L'avranno solo nascosto in attesa del tuo ritorno; in fin dei conti
sarebbe stato difficile per un cavallo legato sopravvivere ad un
attacco da parte di lupi-
Le ricerche non durarono molto. Dopo mezzora infatti lo trovarono
legato a un albero poco distante dalla radura. Vicino ma a distanza di
sicurezza erano legati i due lupi sopravvissuti. Si trattava di un
ottimo cavallo da tiro, robusto e con gambe resistenti, il pelo era
marrone chiaro, ben strigliato. Emise uno sbuffo di gioia quando Kolin
gli si avvicinò e gli accarezzò il muso anche se nei suoi
occhi si vedeva l'agitazione per i due predatori che riposavano la
vicino.
-Bravo Igor, bravo- mentre Kolin slegava il cavallo, Marek si
avvicinò ai due lupi che stavano riposando. Appena videro che si
stava avvicinando cominciarono a ringhiare e mordere l'aria verso la
sua direzione ma la corda li costringeva a rimanere vicini all'albero
dov'erano legati. Erano affamati, e cattivi. Pericolosi. Il cacciatore
prese la pistola che aveva rubato al cadavere del loro padrone e la
puntò contro uno di loro. La bestia continuò a ringhiare
incurante del pericolo che incombeva su di lei. Il cacciatore prese la
mira, non aveva mai sparato ma non gli sembrava difficile, bastava solo
premere un grilletto in fondo. Lo premette. Un boato invase la
foresta e il lupo morì. Un silenzio inquietante calò
intorno a loro. L'altro lupo aveva smesso di ringhiare e Kolin e il
cavallo lo fissavano immobili.
-Perché l'hai fatto?- sbottò all'improvviso il mercante
-Mi hai fatto prendere un colpo e quel povero animale non poteva di
certo farti del male-
-Quel povero animale, come dici tu, ha cercato di mangiarti ieri sera-
rispose Marek con voce piatta -E poi cosa dovrei fare? Ammazzarlo qui e
ora è di certo più clemente che lasciarlo morire di fame-
-Si certo. Ma potresti sempre liberarlo...-
Marek ignorò le parole del mercante e mirò all'altro
lupo. Quest'ultimo non ringhiava più dopo aver visto la fine che
aveva fatto il suo compagno. Si limitava a fissarlo, con occhi pieni di
rabbia e paura. Il cacciatore premette il grilletto un'altra volta.
* * *
Una volta tornati indietro legarono Igor al carro. Portarlo il carro
via dalla radura risultò problematico, soprattutto per l'assenza
di un sentiero preciso e perché Marek non conosceva molto la
zona. Alla fine riuscirono a ritornare fino alle rovine da dov'erano
partiti e da li raggiunsero la strada principale. Procedettero a passo
costante, seduti sopra il carro. Igor non era velocissimo ma in quel
che gli mancava in velocità lo compensava con un'elevata
resistenza.
La giornata si trascinava lentamente e spesso i due chiacchieravano per
passare il tempo. Marek scoprì che Kolin gli stava molto
simpatico, era un tipo alla mano dopo un po' che ci facevi conoscenza.

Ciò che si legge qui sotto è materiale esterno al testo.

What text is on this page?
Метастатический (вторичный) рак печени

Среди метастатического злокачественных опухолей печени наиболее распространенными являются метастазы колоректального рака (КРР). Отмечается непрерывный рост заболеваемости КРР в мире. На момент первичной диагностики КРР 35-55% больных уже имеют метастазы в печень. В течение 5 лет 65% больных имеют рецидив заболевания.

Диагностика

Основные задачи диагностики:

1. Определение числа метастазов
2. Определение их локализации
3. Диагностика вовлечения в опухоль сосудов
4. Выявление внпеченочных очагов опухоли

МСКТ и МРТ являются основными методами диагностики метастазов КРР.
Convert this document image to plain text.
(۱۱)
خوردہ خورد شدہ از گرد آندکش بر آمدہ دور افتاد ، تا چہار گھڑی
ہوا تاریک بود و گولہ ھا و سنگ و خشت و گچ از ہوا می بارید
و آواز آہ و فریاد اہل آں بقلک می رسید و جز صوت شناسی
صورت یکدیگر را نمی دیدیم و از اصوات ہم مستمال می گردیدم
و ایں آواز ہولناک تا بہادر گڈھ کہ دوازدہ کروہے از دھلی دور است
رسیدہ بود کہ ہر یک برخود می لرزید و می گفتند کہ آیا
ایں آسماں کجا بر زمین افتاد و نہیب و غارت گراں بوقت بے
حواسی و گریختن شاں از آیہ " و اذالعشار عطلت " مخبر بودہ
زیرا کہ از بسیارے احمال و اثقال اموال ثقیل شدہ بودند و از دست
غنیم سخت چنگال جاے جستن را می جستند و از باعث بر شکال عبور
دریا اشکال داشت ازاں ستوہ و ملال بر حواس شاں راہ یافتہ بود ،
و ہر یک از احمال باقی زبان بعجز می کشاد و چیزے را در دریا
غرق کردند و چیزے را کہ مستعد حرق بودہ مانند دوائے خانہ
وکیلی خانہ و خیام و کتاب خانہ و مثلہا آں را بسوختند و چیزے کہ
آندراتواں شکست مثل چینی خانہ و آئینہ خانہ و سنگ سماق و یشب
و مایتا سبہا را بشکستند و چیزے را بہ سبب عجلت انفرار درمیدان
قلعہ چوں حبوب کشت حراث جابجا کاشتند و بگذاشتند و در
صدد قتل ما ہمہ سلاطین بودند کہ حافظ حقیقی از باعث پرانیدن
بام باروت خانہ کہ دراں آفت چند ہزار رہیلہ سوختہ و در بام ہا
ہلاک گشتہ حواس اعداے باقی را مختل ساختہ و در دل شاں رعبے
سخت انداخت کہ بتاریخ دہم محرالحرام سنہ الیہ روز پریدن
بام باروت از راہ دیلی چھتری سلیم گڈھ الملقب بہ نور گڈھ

Kolin gli raccontò a grandi linee la sua storia: figlio di due
mercanti, frequento il periodo obbligatorio all'accademia dell'Esercito
di Ferro ma finito quello preferì seguire la professione di
famiglia; non era tagliato per la vita da militare. Gli parlò
anche della città dov'era cresciuto, New Rock. Fu costruita
dall'Esercito di Ferro sopra i resti di una cittadina andata distrutta
durante la Guerra e insieme ad Ashville, più a est, era una
delle due grandi città di confine ovvero le due più
grandi città poste sul confine con le Terre Mutanti. Nel corso
degli ultimi due secoli era stata fortificata, per via dell'alto numero
di guerre combattute coi mutanti ma negli ultimi cinquant'anni la
situazione si era calmata e New Rock era diventata un polo commerciale
tra i territori mutanti e quelli sotto l'Esercito di Ferro.
Il sole tramontò piano piano oltre l'orizzonte, la luce diurna
diminuì lentamente e venne rimpiazzata da quelle più
fievole della luna, delle stelle e degli sporadici alberi-luce
cresciuti qua e la.
-Meglio fermarsi e trovare un posto dove accamparsi- mentre parlava
Marek scorse un piccolo prato poco più avanti illuminato da un
albero-luce -Possiamo andare là-
-É sicuro come posto?- chiese Kolin.
-Tranquillo, questa parte della foresta in genere è abbastanza
calma- rispose Marek. Era questo il motivo principale per cui aveva
deciso di venire in questa parte della foresta, per quanto la
conoscesse poco. Non aveva voglia di cacce difficili o turbolente
quando era partito ma a quanto pareva al destino piaceva scherzare. Gli
ultimi due giorni non rientravano molto nella sua idea di caccia
tranquilla, per quanto non si lamentasse di ciò che gli era
capitato.
Con un colpo di redini da parte del mercante Igor li condusse
rapidamente verso il prato. Una volta li tolsero il cavallo dal carro e
lo legarono a un albero vicino lasciandolo pascolare liberamente. Marek
accese in fretta un fuoco e si mise a curare un coniglio che aveva
catturato durante la giornata, quando si erano fermati a riposare un
attimo verso mezzogiorno. In poco tempo il coniglio fini a cuocere
sopra uno spiedo rilasciando nell'aria un invitante profumo di carne.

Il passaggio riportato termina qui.